I agree that it's easy for the media to find an "expert" who will get his/her 15 minutes of fame by attributing any change to "The Greenhouse Effect." Often that "expert" might know no more about climate theory than you or me. That's no reason to decide that it's all bunk. Or to argue that icebergs show a coming iceage. It just adds FUD. (Was that the term used for the GSM protagonists?)

Supposedly, [according to both you and me] we have reduced the prospect of another ice-up. With that I disagree, but I very much agree that the climate is not in equilibrium. I used the term as short-hand and regret it.

My sense of the climate is that, as a complex and possibly chaotic dynamical system, it ranges around in state-space. Theoretically, one might be able predict everything for evermore, but it's impracticable. With just the atmospheric weather, we know we are pretty good at predicting tomorrow's weather, not so good at the day after's and so on. Errors in our models grow larger exponentially with time.

With a different degree of precision though, we can predict what next summer or winter will be like in New Zealand and California from experience and recent records. We also know from the studies of geologists, paleontoligists, ice-cores, etc., that climates have been different at different times. I suggest that those other climates are times when the dynamical system that is the ocean and atmosphere's weather system is knocking around within a different part of state-space. The regions are not closed. It's possible and therefore inevitable that the trajectory that is the Earth's climate will eventually slip from one region to the other without any external agent forcing it.

An asteroid can change the climate by giving the system a big knock, almost instantaneously sending everything out of wack.
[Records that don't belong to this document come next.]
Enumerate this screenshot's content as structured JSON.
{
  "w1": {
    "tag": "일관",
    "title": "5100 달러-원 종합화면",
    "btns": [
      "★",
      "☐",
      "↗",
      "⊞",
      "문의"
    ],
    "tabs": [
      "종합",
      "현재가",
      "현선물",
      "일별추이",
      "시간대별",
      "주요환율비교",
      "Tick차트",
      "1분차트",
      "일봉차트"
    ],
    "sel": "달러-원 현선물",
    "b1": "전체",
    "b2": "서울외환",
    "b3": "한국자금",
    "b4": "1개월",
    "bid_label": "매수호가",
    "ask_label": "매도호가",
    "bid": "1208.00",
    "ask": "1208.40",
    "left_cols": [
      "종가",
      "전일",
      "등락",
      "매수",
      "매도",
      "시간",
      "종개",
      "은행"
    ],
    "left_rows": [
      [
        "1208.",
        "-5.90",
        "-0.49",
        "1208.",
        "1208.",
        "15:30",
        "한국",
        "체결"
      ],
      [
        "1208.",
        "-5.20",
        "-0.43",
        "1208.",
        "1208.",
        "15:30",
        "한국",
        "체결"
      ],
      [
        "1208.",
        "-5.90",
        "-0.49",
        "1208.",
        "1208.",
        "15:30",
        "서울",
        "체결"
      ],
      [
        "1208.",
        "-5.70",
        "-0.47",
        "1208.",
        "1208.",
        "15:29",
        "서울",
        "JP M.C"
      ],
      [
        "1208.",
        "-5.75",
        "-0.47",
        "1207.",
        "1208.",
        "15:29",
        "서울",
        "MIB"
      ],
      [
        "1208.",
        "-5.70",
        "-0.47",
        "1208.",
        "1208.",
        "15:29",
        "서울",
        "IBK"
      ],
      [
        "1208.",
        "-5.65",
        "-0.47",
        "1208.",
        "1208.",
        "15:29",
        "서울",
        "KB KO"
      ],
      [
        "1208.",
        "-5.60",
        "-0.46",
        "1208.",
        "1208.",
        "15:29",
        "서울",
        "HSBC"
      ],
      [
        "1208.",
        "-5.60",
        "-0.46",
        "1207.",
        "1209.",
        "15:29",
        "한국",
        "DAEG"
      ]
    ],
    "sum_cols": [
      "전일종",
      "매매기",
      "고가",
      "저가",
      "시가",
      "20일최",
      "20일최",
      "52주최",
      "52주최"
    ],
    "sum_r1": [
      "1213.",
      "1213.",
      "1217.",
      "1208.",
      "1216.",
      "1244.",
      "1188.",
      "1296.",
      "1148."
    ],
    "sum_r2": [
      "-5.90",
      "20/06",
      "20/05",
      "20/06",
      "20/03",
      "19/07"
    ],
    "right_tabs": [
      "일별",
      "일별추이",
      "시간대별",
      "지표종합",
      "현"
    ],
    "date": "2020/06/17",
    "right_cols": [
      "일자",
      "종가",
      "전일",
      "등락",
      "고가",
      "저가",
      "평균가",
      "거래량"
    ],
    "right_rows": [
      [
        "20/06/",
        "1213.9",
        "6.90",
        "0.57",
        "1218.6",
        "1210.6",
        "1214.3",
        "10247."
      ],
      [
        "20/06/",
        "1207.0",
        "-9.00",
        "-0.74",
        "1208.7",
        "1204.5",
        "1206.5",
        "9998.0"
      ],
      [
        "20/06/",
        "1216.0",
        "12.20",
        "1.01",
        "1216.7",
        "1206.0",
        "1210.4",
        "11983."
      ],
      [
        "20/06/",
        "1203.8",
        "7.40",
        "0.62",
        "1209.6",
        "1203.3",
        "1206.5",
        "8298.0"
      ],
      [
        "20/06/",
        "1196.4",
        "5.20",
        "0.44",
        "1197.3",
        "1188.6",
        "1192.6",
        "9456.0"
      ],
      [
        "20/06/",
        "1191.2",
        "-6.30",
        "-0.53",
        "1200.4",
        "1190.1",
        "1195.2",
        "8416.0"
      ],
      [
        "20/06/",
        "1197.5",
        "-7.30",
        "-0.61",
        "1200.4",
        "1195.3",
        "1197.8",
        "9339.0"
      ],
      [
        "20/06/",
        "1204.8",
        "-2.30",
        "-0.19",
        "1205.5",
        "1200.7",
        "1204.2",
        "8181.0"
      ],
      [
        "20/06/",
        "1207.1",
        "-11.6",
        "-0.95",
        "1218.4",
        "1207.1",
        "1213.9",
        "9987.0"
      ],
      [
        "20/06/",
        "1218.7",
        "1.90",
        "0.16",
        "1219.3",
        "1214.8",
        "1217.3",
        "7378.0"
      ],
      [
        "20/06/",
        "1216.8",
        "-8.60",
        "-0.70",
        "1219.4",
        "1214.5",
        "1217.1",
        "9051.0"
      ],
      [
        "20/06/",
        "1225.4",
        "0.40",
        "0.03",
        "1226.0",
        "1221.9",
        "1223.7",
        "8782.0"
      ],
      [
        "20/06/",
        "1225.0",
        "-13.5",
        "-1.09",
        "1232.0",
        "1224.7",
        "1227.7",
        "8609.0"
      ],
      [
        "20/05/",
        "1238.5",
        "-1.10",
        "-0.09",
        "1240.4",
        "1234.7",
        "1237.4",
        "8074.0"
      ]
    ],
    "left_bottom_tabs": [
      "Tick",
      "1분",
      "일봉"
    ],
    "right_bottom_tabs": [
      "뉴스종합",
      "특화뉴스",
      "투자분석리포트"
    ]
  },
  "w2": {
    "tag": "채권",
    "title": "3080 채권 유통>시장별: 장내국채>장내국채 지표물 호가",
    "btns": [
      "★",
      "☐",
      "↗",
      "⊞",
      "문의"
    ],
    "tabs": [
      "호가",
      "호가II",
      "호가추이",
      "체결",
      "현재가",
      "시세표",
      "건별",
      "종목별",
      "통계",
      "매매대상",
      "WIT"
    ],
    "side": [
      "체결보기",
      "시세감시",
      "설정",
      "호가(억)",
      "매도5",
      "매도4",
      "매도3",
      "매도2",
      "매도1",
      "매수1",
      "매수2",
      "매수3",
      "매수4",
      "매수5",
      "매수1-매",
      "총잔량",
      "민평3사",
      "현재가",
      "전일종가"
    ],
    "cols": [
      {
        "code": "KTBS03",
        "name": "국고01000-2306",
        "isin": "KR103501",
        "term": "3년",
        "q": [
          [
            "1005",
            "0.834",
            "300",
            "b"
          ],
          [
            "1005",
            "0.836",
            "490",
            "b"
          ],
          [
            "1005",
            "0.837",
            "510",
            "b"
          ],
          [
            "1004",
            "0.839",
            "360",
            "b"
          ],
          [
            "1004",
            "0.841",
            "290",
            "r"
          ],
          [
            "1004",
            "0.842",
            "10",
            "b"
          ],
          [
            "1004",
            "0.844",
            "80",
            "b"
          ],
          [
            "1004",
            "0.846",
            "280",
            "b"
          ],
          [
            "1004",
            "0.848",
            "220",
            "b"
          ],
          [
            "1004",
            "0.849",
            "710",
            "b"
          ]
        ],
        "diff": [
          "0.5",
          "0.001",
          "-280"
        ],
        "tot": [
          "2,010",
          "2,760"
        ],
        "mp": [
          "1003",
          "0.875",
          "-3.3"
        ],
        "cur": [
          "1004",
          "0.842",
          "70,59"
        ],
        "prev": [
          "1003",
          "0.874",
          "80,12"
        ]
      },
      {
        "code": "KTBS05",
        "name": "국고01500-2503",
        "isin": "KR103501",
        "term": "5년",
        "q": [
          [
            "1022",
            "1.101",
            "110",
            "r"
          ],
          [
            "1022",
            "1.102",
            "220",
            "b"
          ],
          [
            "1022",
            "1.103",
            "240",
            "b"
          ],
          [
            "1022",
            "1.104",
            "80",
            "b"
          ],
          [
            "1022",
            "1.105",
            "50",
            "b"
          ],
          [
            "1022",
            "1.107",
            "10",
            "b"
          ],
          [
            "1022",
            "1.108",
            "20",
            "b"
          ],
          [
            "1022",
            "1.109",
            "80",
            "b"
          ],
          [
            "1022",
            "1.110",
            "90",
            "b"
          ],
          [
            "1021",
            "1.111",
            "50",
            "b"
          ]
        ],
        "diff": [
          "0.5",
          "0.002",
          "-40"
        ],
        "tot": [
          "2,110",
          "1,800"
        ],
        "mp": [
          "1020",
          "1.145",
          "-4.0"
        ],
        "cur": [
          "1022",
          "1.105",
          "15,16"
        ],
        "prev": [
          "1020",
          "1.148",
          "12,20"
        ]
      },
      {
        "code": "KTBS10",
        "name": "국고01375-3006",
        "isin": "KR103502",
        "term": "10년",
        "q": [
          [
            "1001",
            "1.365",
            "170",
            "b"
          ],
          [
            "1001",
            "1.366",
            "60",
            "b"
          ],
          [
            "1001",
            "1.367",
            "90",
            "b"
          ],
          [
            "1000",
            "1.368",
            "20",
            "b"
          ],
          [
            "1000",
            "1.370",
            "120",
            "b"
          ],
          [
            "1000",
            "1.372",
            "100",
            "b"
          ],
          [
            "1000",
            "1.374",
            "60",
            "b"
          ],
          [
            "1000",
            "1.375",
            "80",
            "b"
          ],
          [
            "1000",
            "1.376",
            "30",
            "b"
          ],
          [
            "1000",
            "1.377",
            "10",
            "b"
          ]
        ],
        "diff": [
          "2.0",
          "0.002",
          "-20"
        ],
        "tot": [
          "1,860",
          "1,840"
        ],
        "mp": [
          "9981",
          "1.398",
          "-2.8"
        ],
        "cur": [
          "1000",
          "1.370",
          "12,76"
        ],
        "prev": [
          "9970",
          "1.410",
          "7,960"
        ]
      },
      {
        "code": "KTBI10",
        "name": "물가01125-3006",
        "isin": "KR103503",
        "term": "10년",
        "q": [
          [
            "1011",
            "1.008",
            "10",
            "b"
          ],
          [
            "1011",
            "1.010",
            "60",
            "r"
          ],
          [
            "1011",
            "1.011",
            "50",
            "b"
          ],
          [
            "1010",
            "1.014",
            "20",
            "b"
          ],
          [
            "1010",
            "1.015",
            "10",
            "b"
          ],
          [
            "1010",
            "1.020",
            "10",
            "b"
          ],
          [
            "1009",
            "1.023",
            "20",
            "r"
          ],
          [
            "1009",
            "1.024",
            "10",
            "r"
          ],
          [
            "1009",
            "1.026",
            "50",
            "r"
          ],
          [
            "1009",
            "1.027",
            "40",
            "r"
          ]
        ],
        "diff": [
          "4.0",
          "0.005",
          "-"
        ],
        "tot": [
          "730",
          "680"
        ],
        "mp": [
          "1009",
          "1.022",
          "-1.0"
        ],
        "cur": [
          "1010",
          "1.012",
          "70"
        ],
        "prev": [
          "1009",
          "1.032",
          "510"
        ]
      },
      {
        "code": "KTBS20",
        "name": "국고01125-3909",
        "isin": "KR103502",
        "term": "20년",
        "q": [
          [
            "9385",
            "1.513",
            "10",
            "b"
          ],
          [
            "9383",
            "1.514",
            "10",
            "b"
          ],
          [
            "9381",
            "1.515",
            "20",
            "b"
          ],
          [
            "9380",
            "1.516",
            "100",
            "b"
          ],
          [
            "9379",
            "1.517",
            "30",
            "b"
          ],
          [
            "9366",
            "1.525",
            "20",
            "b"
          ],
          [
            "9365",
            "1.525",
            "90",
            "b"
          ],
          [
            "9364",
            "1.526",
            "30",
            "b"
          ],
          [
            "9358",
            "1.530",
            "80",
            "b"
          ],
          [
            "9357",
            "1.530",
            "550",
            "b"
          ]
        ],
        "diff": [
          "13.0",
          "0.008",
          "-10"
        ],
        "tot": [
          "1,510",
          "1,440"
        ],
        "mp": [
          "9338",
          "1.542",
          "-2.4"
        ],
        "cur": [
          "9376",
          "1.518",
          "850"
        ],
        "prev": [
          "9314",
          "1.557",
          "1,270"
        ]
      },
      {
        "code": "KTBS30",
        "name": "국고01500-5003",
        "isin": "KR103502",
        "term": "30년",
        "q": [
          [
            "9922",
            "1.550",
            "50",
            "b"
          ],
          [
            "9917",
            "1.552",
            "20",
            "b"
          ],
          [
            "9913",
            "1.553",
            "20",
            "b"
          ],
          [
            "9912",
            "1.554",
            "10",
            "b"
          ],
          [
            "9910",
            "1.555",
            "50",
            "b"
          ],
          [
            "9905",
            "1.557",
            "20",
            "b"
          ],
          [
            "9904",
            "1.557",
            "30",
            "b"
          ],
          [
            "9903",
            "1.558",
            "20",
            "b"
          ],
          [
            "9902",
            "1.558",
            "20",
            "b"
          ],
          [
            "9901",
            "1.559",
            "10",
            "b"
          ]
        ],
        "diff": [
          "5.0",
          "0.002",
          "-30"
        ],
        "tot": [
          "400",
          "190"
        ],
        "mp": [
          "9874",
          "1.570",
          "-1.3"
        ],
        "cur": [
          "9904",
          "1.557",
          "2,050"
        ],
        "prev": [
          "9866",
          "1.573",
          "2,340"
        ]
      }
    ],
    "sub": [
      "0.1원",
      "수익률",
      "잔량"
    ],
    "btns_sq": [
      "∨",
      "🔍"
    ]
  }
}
After such jolt, the climate might settle down just a few years after all the dust settles, still the summers and winters might be different than before.

By enhancing greenhouse gases, we're exerting asteady pressure in one direction, but if the climate is so complex, it might run-off in a direction different from where we are pushing. If you push a gyro in one direction, it reacts by moving at ninety degrees to the direction of your pressure. Thus I don't know that by enhancing the greenhouse effect, we're decreasing the chances of an ice-age. It's a huge experiment. Exciting.